Wie in einem Serverraum auf gewölbten Wänden, die eng zusammenstehend nur kleine begehbare Schluchten freigeben, hüpfen die Teletubbies und ihre Freunde unter der Überschrift “verbrauchte Ikonografie”. Mega-, Giga-, Hyperrealismus mal anders. Besucher*innen sind ein Teil von Majerus’ Realitätscollage, spiegeln sich wieder, sehen sich in einer sprintenden Welt, die Majerus bereits hat kommen sehen.

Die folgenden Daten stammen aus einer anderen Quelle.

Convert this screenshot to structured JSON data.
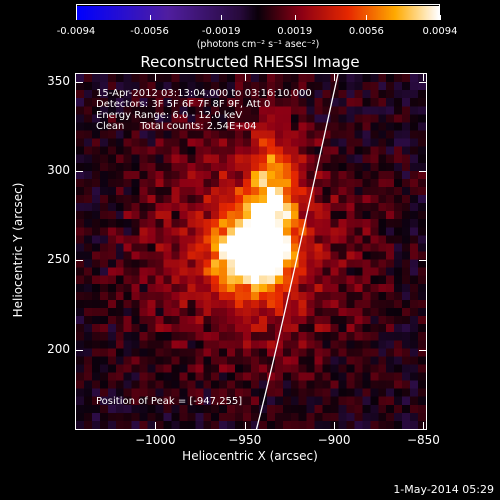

WANN: “Data Streaming” läuft noch bis Sonntag, den 12. Februar.
WO: Kunstverein in Hamburg, Klosterwall 23, 20095 Hamburg.

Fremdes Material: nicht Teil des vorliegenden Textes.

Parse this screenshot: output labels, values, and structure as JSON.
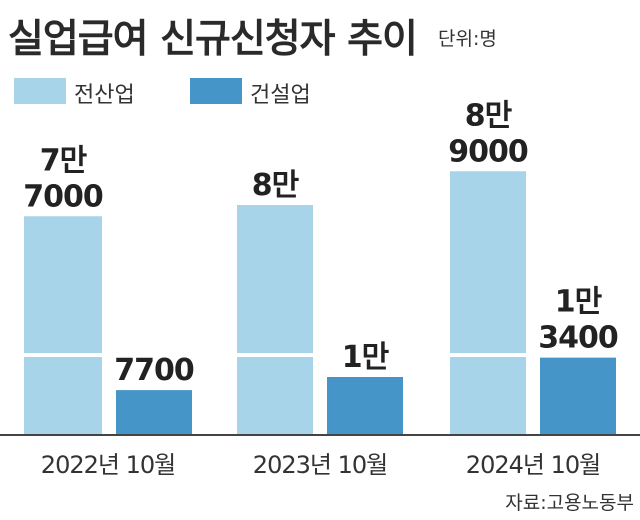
{
  "title": "실업급여 신규신청자 추이",
  "unit": "단위:명",
  "source": "자료:고용노동부",
  "colors": {
    "all_industries": "#a8d4ea",
    "construction": "#4595c9",
    "axis": "#444444",
    "divider": "#ffffff"
  },
  "chart_data": {
    "type": "bar",
    "categories": [
      "2022년 10월",
      "2023년 10월",
      "2024년 10월"
    ],
    "series": [
      {
        "name": "전산업",
        "values": [
          77000,
          80000,
          89000
        ],
        "labels": [
          [
            "7만",
            "7000"
          ],
          [
            "8만"
          ],
          [
            "8만",
            "9000"
          ]
        ]
      },
      {
        "name": "건설업",
        "values": [
          7700,
          10000,
          13400
        ],
        "labels": [
          [
            "7700"
          ],
          [
            "1만"
          ],
          [
            "1만",
            "3400"
          ]
        ]
      }
    ],
    "axis_break": true,
    "legend": "top-left"
  }
}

Michel Majerus, michel majerus, 2000 Ausstellungsansicht Neuer Berliner Kunstverein (n.b.k.), 2022
Michel Majerus, michel majerus, 2000 Ausstellungsansicht Neuer Berliner Kunstverein (n.b.k.), 2022. © Michel Majerus Estate, 2022. Courtesy neugerriemschneider, Berlin; Matthew Marks Gallery. Foto: n.b.k. / Jens Ziehe.

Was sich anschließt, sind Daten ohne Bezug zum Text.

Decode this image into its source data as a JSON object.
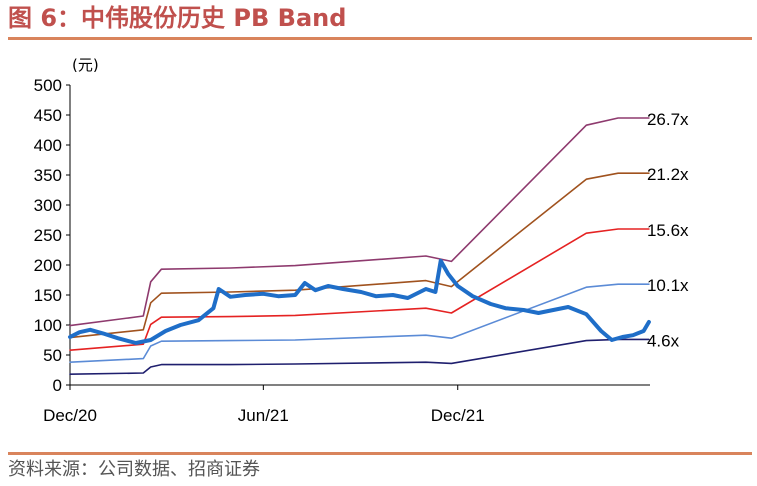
{
  "title": "图 6：中伟股份历史 PB Band",
  "source": "资料来源：公司数据、招商证券",
  "chart_data": {
    "type": "line",
    "unit_label": "(元)",
    "ylim": [
      0,
      500
    ],
    "yticks": [
      0,
      50,
      100,
      150,
      200,
      250,
      300,
      350,
      400,
      450,
      500
    ],
    "xlim": [
      "2020-12-01",
      "2022-05-31"
    ],
    "xticks": [
      {
        "date": "2020-12-01",
        "label": "Dec/20"
      },
      {
        "date": "2021-06-01",
        "label": "Jun/21"
      },
      {
        "date": "2021-12-01",
        "label": "Dec/21"
      }
    ],
    "grid": false,
    "legend": "none",
    "series": [
      {
        "name": "4.6x",
        "color": "#1f1f6e",
        "points": [
          [
            "2020-12-01",
            18
          ],
          [
            "2021-02-08",
            20
          ],
          [
            "2021-02-15",
            30
          ],
          [
            "2021-02-25",
            34
          ],
          [
            "2021-05-01",
            34
          ],
          [
            "2021-07-01",
            35
          ],
          [
            "2021-11-01",
            38
          ],
          [
            "2021-11-25",
            36
          ],
          [
            "2022-04-01",
            74
          ],
          [
            "2022-05-01",
            76
          ],
          [
            "2022-05-30",
            76
          ]
        ]
      },
      {
        "name": "10.1x",
        "color": "#5b8bd6",
        "points": [
          [
            "2020-12-01",
            38
          ],
          [
            "2021-02-08",
            44
          ],
          [
            "2021-02-15",
            65
          ],
          [
            "2021-02-25",
            73
          ],
          [
            "2021-05-01",
            74
          ],
          [
            "2021-07-01",
            75
          ],
          [
            "2021-11-01",
            83
          ],
          [
            "2021-11-25",
            78
          ],
          [
            "2022-04-01",
            163
          ],
          [
            "2022-05-01",
            168
          ],
          [
            "2022-05-30",
            168
          ]
        ]
      },
      {
        "name": "15.6x",
        "color": "#e52222",
        "points": [
          [
            "2020-12-01",
            58
          ],
          [
            "2021-02-08",
            68
          ],
          [
            "2021-02-15",
            101
          ],
          [
            "2021-02-25",
            113
          ],
          [
            "2021-05-01",
            114
          ],
          [
            "2021-07-01",
            116
          ],
          [
            "2021-11-01",
            128
          ],
          [
            "2021-11-25",
            120
          ],
          [
            "2022-04-01",
            253
          ],
          [
            "2022-05-01",
            260
          ],
          [
            "2022-05-30",
            260
          ]
        ]
      },
      {
        "name": "21.2x",
        "color": "#a0521e",
        "points": [
          [
            "2020-12-01",
            79
          ],
          [
            "2021-02-08",
            92
          ],
          [
            "2021-02-15",
            137
          ],
          [
            "2021-02-25",
            153
          ],
          [
            "2021-05-01",
            155
          ],
          [
            "2021-07-01",
            158
          ],
          [
            "2021-11-01",
            174
          ],
          [
            "2021-11-25",
            164
          ],
          [
            "2022-04-01",
            343
          ],
          [
            "2022-05-01",
            353
          ],
          [
            "2022-05-30",
            353
          ]
        ]
      },
      {
        "name": "26.7x",
        "color": "#8e3a6e",
        "points": [
          [
            "2020-12-01",
            99
          ],
          [
            "2021-02-08",
            115
          ],
          [
            "2021-02-15",
            172
          ],
          [
            "2021-02-25",
            193
          ],
          [
            "2021-05-01",
            195
          ],
          [
            "2021-07-01",
            199
          ],
          [
            "2021-11-01",
            215
          ],
          [
            "2021-11-25",
            206
          ],
          [
            "2022-04-01",
            433
          ],
          [
            "2022-05-01",
            445
          ],
          [
            "2022-05-30",
            445
          ]
        ]
      },
      {
        "name": "",
        "color": "#1f6ec8",
        "points": [
          [
            "2020-12-01",
            80
          ],
          [
            "2020-12-10",
            88
          ],
          [
            "2020-12-20",
            92
          ],
          [
            "2021-01-01",
            86
          ],
          [
            "2021-01-15",
            78
          ],
          [
            "2021-02-01",
            70
          ],
          [
            "2021-02-15",
            75
          ],
          [
            "2021-03-01",
            90
          ],
          [
            "2021-03-15",
            100
          ],
          [
            "2021-04-01",
            108
          ],
          [
            "2021-04-15",
            128
          ],
          [
            "2021-04-20",
            160
          ],
          [
            "2021-05-01",
            147
          ],
          [
            "2021-05-15",
            150
          ],
          [
            "2021-06-01",
            152
          ],
          [
            "2021-06-15",
            148
          ],
          [
            "2021-07-01",
            150
          ],
          [
            "2021-07-10",
            170
          ],
          [
            "2021-07-20",
            158
          ],
          [
            "2021-08-01",
            165
          ],
          [
            "2021-08-15",
            160
          ],
          [
            "2021-09-01",
            155
          ],
          [
            "2021-09-15",
            148
          ],
          [
            "2021-10-01",
            150
          ],
          [
            "2021-10-15",
            145
          ],
          [
            "2021-11-01",
            160
          ],
          [
            "2021-11-10",
            155
          ],
          [
            "2021-11-15",
            207
          ],
          [
            "2021-11-22",
            185
          ],
          [
            "2021-12-01",
            165
          ],
          [
            "2021-12-15",
            148
          ],
          [
            "2022-01-01",
            135
          ],
          [
            "2022-01-15",
            128
          ],
          [
            "2022-02-01",
            125
          ],
          [
            "2022-02-15",
            120
          ],
          [
            "2022-03-01",
            125
          ],
          [
            "2022-03-15",
            130
          ],
          [
            "2022-04-01",
            118
          ],
          [
            "2022-04-15",
            90
          ],
          [
            "2022-04-25",
            75
          ],
          [
            "2022-05-05",
            80
          ],
          [
            "2022-05-15",
            83
          ],
          [
            "2022-05-25",
            90
          ],
          [
            "2022-05-30",
            105
          ]
        ]
      }
    ]
  }
}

“Michel Majerus”, Neuer Berliner Kunstverein

25 CRT-Monitore flimmern Besucher*innen entgegen. Der Schriftzug “michel majerus” blinkt, flackert oder zieht vorüber. Jüngst eröffnete “Michel Majerus” im Neuen Berliner Kunstverein (n.b.k.) und zeigt, anders als in den anderen Shows, nicht eine auf Holz gespannte klassische Leinwand. Der Fokus auf Majerus‘ installative Praxis, seine Offenheit gegenüber den Materialien, der Dimensionen und Texturen wird schnell deutlich. “What looks good today may not look good tomorrow”, in großen Lettern ziehen sich Schriftbahnen über die Wände des Raumes und verweisen, wie bei Majerus immer wieder zentral, auf die Schnelllebigkeit der späten 1990er Jahre.

Die im n.b.k. zu sehenden Digitaldrucke schnitt Majerus auf die Form des dargestellten Objektes selbst zu, Stichwort “shaped canvases”. Ein T-Shirt, mindestens Größe 3XL, eine deformierte Kassette von Sonic Youth hängen umgeben von raumgreifenden Installationen, die immer wieder Gitterstrukturen aufgreifen. In Filzbahnen oder durch fliesenspiegelähnlich gehängte Wandplatten entsteht ein Raster, das die Frage danach, ob man in es passen oder aus ihm herausfallen möchte, omnipräsent werden lässt.

Scharfkantig zeichnet sich im n.b.k. Majerus’ konzeptuelles Denken, sein Wunsch nach maximaler Zugänglichkeit und Öffentlichkeit der Kunst ab – und seine Klarheit darüber, als Künstler schnell sichtbar und erfolgreich sein zu wollen. 2002 verstarb Michel Majerus bei einem Flugzeugabsturz. Er schuf in seinen 35 Lebensjahren circa 1500 Werke.

WANN: Die Ausstellung läuft noch bis Sonntag, den 5. Februar.
WO: Neuer Berliner Kunstverein, Chausseestraße 128/129, 10115 Berlin.